4:10pm Wednesday 9th September 2009
By Lawrie McMenemy
OFTEN over the years, especially as more than one of my grandsons takes part in that other game called rugby, I have my leg pulled when watching them play.
Die-hards of the 15-man sport poke fun at some of the goings-on which they have read about in professional football.
I can’t wait to see some of them in the coming school season after the Harlequins fiasco.
You could try to laugh it off when you see that one of their staff paid £3.95 for some fake blood capsules from a joke shop in Clapham Junction which were then to be used when a player needed to feign injury for a blood substitution.
Joking apart, though, it is obviously one of the most serious problems to have hit the good game in its long history.

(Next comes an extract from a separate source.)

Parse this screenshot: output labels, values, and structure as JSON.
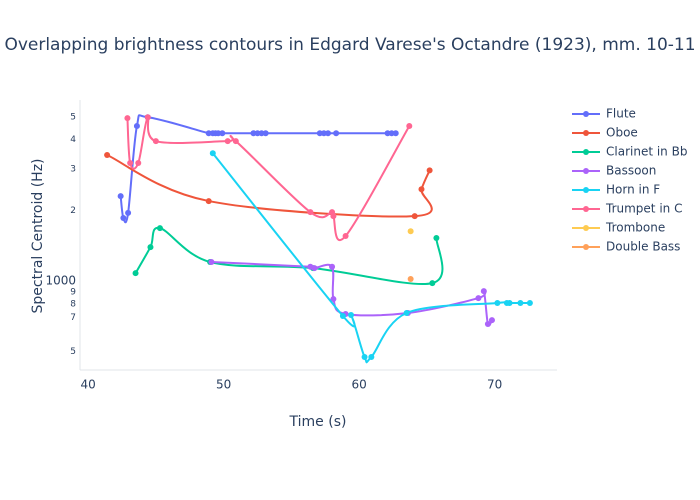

Apart from the fact that nearly everyone involved in any sport takes an interest in other professions, the thing that stuck out to me was that Harlequins hired lawyers to try to stop the punishment going as far as expulsion from a particular competition or a points deduction by using the Tevez affair as an example Their argument was that it would not be appropriate because ‘a substantial number of innocent persons would have thereby suffered a serious detriment.’ If in fact that argument meant West Ham did not have points deducted over the Carlos Tevez affair, how come the likes of our beloved Saints and others in the lower divisions have got to accept without any argument starting a season so far behind the others that unless they get wins in the first month the talk is more about avoiding relegation than getting promotion?
Could it be there is one rule for the Premiership and another one for the rest?
Obviously since the Premiership broke away there has been huge differences in the injection of cash in particular.
But surely when it comes to harming the innocents, and by that I mean loyal supporters, it should be the same argument for Harlequins and West Ham.